Ah! vous n'êtes pas maladroit, vous, d'avoir deviné et saisi au vol
la sylphide déguisée en villageoise! Quelle grâce, quelle verve, que
d'enivrements réunis dans un seul être! C'est trop, c'est trop! Et avant
un an, voilà un prodige qui effacera tous les prodiges de nos théâtres.
La musique et la danse, au même degré de puissance...

Daniella l'interrompit brusquement. Elle voyait que ces éloges à bout
portant me donnaient sur les nerfs, et elle tenait à me montrer qu'elle
n'en était pas enivrée.

--Vous vous moquez de moi, lui dit-elle, et c'est ma faute. La paysanne
a trop reparu. Il faudra qu'elle s'efface, car je veux être ce qu'il
voudra que je sois. En attendant, je vas vous montrer que je suis encore
une bonne ménagère en vous servant du café de ma façon.

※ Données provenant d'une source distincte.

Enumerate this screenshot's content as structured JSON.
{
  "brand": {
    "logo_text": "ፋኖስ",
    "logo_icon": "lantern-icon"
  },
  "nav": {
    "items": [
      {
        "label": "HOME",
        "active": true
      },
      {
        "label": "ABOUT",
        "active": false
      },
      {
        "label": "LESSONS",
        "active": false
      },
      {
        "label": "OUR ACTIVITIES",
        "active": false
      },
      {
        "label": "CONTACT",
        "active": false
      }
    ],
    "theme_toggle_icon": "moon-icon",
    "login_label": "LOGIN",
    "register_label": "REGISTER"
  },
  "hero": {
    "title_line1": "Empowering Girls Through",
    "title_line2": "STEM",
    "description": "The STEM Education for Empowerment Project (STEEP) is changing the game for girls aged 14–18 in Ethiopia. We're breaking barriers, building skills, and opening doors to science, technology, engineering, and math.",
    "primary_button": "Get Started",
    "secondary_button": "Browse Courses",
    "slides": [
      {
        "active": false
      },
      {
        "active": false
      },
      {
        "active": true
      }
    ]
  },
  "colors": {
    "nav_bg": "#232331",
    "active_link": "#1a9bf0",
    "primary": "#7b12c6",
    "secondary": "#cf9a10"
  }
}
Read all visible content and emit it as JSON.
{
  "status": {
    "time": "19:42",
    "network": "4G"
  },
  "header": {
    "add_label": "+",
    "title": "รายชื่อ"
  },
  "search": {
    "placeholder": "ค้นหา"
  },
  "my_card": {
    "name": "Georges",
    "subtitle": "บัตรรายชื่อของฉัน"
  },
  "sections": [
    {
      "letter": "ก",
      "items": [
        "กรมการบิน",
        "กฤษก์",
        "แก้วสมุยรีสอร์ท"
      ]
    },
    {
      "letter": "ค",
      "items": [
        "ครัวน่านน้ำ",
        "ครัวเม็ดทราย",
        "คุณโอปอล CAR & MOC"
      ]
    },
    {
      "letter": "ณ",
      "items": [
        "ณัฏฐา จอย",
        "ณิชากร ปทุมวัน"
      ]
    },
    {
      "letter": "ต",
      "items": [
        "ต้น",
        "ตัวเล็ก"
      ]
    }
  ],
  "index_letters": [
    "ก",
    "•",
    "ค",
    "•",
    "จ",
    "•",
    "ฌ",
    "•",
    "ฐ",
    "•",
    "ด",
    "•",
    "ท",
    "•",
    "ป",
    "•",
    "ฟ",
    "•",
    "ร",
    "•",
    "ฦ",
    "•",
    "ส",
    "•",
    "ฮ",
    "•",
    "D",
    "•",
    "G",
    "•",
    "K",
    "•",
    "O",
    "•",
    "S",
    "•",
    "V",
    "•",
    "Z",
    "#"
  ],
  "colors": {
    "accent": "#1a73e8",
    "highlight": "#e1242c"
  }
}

Elle sortit et ne revint pas, délicatesse de coeur dont je lui sus un
gré infini. Sans s'apercevoir de mon émotion, Brumières continua à
s'extasier sur les séductions de ma femme et à me dire, sans trop gazer,
que j'avais tiré à la loterie de l'amour un meilleur numéro que le sien.
Il m'avait pris pour un braque, pour un philosophe, c'est-à-dire pour un
crétin ou un fou; mais il voyait bien que j'avais de meilleurs yeux que
lui et qu'en retournant du fumier j'avais trouvé un diamant; tandis que
lui, en retournant des perles fines, il n'avait ramassé qu'un hanneton.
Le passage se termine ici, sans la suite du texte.